Leila Ben Ali ging persönlich zur Zentralbank. Mit den Goldbarren (45 Mio Euro) floh sie nach Dubai.
Die Ehefrau des gestürzten tunesischen Präsidenten Zine El Abidine Ben Ali soll kurz vor der Flucht ins Exil noch 1,5 Tonnen Gold von einer Bank abgeholt haben. Leila Ben Ali habe dafür persönlich die Zentralbank in Tunis aufgesucht, berichtete die französische Zeitung "Le Monde" im Internet unter Berufung auf Geheimdienstinformationen. Mit Barren im Wert von rund 45 Millionen Euro sei sie anschließend vermutlich in ein Flugzeug in Richtung Dubai gestiegen. Mittlerweile soll sie sich zusammen mit ihrem Mann im saudi-arabischen Jeddah am Roten Meer aufhalten.
Bankchef weigerte sich
Nach Informationen der "Monde" wollte der Bankchef das von Leila Ben Ali geforderte Gold zunächst nicht herausgeben. Erst als die 53-Jährige telefonisch ihren Mann einschaltete, seien ihr die Barren ausgehändigt worden. Selbst Ben Ali (74) soll sich zunächst gesträubt haben, die entsprechende Anweisung zu geben.
Macht- und Geldgier
Leila Ben Ali und ihr Clan waren bereits vor ihrer Flucht aus Tunesien als geld- und machtgierig verschrien. Die Trabelsi-Familie gilt als korrupt und in kriminelle Machenschaften verstrickt. Nach dem Sturz des Präsidenten am Freitag hatten aufgebrachte Tunesier systematisch ihre Villen in den feinen Vororten von Tunis geplündert. Der als Symbol für Korruption geltende Geschäftsmann Imed Trabelsi wurde von Unbekannten erstochen. Er war ein Neffe von Ben Alis Frau Leila.

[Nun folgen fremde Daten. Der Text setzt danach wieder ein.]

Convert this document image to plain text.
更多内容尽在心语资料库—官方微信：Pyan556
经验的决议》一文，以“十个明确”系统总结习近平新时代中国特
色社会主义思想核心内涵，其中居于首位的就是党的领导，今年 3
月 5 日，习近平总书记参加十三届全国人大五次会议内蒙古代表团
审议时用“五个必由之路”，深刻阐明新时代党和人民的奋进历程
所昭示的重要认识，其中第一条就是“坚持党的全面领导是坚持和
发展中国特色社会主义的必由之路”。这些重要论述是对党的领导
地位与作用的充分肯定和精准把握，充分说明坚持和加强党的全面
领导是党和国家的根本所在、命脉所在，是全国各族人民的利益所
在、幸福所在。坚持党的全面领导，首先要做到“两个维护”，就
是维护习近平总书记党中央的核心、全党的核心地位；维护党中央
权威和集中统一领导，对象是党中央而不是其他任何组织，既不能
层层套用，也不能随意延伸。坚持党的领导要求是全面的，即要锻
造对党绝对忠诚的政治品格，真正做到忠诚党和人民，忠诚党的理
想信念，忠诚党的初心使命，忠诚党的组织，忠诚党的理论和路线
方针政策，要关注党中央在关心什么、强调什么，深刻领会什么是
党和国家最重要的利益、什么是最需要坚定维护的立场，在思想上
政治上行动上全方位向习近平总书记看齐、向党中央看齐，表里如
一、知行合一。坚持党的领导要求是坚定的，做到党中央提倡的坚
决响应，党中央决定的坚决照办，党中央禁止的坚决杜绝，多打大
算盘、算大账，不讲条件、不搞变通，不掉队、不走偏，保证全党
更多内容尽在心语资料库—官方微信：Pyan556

Ben Ali war am Freitag nach 23 Jahren an der Macht gestürzt worden und hat sich nach Saudi-Arabien abgesetzt. Auslöser seines unfreiwilligen Abgangs waren Massenproteste gegen Korruption und hohe Arbeitslosigkeit. Sie hatten sich in der vergangenen Woche zu einem Volksaufstand ausgeweitet. Übergangspräsident Foued Mebazaa soll nun Neuwahlen vorbereiten.
Kommt nun Übergangsregierung in Tunesien?
Nach der Flucht von Ben Ali soll das nordafrikanische Land heute eine Übergangsregierung bekommen. Die der bisherigen Regierung nahestehenden Parteien sollen daran nicht beteiligt werden, sagte Maya Jribi, Generalsekretärin der PDP (Demokratische Fortschrittspartei), am Sonntag in Tunis. Zuvor hatte es ein Treffen mehrerer Parteien unter Vorsitz von Ministerpräsident Mohamed Ghannouchi gegeben. Neben Vertretern der drei bisherigen Oppositionsparteien sollen auch unabhängige Persönlichkeiten ins Kabinett kommen.
Amnestie
Die drei Parteien hätten sich für eine Amnestie aller politischen Häftlinge ausgesprochen, sagte Jribi. Die kommenden Wahlen sollen von einem unabhängigen Komitee und internationalen Beobachtern kontrolliert werden. Bei den Parteien handelt es sich um Ettajdid, PDP und FDTL (Demokratisches Forum für Arbeit und Freiheiten). Premier Ghannouchi sagte im Staatsfernsehen, die Zusammensetzung der neuen Regierung werde offiziell am Montag bekanntgegeben. Ghannouchi ist seit 1999 Ministerpräsident und eng mit der Herrschaft Ben Alis verbunden.
Aus mit den Verhandlungen vertrauten Kreisen verlautete, dass die Opposition drei Ministerposten bekommen soll. PDP-Gründer Najib Chebbi solle Entwicklungsminister werden. FDTL-Chef Mustafa Ben Jaafar solle das Ressort Gesundheit verantworten, hieß es weiter. Der Vorsitzende der Ettajid-Partei, Ahmed Ibrahim, werde Bildungsminister. Ahmed Friaa, der in der vergangenen Woche zum Innenminister ernannt wurde, und Kamel Morjane, Außenminister unter der alten Regierung, sollen ihre Aufgaben behalten.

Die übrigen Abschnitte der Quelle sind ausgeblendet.